Setelah mengambil senjata, Barbara melangkah menuju salah satu mobil GTO. Harvey Bullock mendatanginya. Setelah tahu tujuan Barbara, tanpa banyak tanya ia bergabung dengannya.

Beberapa waktu kemudian, Dick Grayson menginformasikan hilangnya Barbara dan Harvey pada Batman. Dick yakin Batman diam-diam sudah menginstall pelacak pada setiap mobil GTO. Dugaannya tepat. Setelah mengecek layar monitor, Batman pun lantas memberitahu Dick posisi dan arah kendaraan yang digunakan oleh Barbara.

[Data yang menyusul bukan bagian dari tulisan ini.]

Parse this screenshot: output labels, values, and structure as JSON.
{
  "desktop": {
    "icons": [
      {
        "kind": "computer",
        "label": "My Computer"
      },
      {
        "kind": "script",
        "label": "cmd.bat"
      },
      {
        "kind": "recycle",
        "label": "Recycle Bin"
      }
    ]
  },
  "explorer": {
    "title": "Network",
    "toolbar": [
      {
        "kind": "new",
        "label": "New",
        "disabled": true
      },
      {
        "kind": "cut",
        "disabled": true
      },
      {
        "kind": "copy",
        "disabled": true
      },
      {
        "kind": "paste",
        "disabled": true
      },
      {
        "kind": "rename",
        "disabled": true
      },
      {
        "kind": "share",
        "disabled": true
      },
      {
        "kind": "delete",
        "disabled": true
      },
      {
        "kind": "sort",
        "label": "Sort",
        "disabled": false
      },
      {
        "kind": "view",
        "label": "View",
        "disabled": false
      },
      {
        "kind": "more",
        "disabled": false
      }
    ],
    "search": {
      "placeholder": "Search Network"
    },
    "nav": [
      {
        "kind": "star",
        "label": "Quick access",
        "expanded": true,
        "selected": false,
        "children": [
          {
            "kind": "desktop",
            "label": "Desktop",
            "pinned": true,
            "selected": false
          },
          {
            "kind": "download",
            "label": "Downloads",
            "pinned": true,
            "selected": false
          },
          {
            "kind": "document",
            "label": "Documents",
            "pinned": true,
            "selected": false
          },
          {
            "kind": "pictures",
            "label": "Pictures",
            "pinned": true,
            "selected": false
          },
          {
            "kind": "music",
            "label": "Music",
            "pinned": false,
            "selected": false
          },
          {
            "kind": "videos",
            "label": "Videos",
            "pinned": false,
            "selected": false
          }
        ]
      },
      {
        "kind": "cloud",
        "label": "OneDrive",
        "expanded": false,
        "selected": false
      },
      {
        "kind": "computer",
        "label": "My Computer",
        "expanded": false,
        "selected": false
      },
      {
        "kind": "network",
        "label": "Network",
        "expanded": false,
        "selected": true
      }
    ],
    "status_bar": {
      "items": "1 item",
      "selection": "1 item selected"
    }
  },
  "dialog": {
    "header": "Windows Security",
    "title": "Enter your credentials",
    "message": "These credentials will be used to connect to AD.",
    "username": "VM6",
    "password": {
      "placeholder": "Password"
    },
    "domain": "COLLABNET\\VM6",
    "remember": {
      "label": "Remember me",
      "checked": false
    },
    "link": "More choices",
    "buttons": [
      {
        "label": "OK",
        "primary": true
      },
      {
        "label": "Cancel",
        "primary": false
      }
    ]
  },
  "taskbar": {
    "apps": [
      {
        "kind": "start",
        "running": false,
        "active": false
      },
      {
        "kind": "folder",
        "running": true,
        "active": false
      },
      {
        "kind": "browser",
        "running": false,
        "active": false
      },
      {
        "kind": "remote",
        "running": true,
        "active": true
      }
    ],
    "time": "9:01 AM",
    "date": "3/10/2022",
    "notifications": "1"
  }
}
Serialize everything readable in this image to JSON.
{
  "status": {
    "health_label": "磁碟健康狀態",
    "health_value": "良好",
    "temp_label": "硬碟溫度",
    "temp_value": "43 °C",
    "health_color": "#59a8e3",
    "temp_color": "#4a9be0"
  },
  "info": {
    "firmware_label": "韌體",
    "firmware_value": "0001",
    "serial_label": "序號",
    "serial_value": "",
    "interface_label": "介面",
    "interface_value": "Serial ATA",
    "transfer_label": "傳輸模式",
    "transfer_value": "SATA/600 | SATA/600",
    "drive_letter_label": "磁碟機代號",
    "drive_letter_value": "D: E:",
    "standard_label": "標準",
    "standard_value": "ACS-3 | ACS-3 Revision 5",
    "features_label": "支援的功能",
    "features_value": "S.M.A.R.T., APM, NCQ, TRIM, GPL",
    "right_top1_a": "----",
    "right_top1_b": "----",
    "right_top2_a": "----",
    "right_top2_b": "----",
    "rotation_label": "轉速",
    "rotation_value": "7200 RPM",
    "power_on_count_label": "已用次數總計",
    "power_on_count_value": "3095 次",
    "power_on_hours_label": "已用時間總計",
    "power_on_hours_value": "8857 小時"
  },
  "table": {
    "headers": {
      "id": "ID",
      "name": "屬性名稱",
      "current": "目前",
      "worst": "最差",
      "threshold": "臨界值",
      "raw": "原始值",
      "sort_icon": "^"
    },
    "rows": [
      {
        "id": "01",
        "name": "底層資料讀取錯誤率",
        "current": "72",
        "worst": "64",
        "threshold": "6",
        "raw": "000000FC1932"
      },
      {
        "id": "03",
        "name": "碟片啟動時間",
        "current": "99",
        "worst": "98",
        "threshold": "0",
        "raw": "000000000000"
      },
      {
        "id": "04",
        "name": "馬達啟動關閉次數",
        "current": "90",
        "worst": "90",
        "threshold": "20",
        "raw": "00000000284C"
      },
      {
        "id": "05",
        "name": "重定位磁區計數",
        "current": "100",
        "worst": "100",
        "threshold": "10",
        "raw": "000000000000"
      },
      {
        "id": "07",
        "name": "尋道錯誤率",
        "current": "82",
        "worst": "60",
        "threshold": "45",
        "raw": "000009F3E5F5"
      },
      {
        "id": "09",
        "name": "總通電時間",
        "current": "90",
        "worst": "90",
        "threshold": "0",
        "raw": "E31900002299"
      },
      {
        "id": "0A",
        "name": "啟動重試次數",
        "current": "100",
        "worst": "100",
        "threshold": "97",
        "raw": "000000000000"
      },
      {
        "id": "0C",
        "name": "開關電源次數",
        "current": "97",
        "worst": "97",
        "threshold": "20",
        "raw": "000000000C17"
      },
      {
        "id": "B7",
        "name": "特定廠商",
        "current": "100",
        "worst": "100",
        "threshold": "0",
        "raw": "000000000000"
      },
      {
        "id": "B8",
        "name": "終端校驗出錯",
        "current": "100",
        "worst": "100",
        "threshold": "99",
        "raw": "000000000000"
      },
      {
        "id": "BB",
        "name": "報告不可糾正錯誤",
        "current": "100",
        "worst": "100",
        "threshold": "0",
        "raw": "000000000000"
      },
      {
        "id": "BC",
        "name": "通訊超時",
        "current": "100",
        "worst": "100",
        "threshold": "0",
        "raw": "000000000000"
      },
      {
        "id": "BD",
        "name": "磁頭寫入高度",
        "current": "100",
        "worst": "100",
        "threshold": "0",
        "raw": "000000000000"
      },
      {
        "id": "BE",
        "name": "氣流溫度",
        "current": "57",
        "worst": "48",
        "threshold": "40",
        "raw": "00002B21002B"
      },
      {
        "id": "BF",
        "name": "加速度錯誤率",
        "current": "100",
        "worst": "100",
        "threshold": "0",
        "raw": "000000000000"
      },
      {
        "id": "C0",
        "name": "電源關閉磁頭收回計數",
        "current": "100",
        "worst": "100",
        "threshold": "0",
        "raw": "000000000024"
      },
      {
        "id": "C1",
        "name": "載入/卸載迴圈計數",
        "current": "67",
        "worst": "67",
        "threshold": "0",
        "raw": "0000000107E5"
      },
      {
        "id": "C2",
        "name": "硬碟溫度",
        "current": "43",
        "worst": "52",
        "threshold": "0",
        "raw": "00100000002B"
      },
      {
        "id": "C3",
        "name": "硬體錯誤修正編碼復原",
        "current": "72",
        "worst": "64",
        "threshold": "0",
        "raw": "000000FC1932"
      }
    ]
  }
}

Barbara dan Harvey menghadang mobil yang dikendarai Azrael dan kedua rekannya. Barbara sempat hendak membunuh Azrael, namun Batman yang tiba di TKP segera menghentikannya. Azrael terlihat menendang punggung Barbara sebelum akhirnya dikonfrontir oleh Batman. Kendati demikian, untuk kali ini Azrael berhasil melumpuhkan Batman dan kabur bersama dengan salah seorang rekannya.

Sementara itu, angota GTO yang menyusul ke TKP mencoba menenangkan Harvey yang baru saja membunuh seorang rekan Azrael dengan sadis. Dick berteriak memanggil nama Barbara. Tanpa ia duga, yang muncul adalah Batman, yang menggendong tubuh Barbara dengan wajah terlihat sedih.


Gak bisa berkata-kata lagi sih. Empat jempol bener-bener gak cukup buat Sean Murphy. Saat edisi sebelumnya terasa sudah klimaks dan bikin syok, edisi ini malah terasa lebih intens lagi. Apalagi di penghujung halaman, dimana sepertinya Batgirl a.k.a Barbara Gordon bakalan lumpuh dan bertransformasi menjadi Oracle seperti yang digariskan di cannon (cerita utama).

Kehadiran Jason Blood (Etrigan The Demon) sebagai sosok yang memberikan jurnal Edmund Wayne pada Alfred dan Leslie merupakan kejutan yang sekaligus menimbulkan misteri baru. Akankah perannya hanya sebatas itu? Atau mungkin akan eksis lagi di edisi-edisi berikutnya? Atau malah di sekuel berikutnya (jika ada)?

Hadirnya bayi kembar Harley Quinn juga akhirnya mengingatkan saya pada karakter Duela Dent yang merupakan putri dari Joker dengan Harley Quinn dari jagat cerita yang lain. Akankah dia salah satu dari bayi kembar tersebut? Duh, asli gak sabar banget pengen baca kelanjutan ceritanya, hehehe.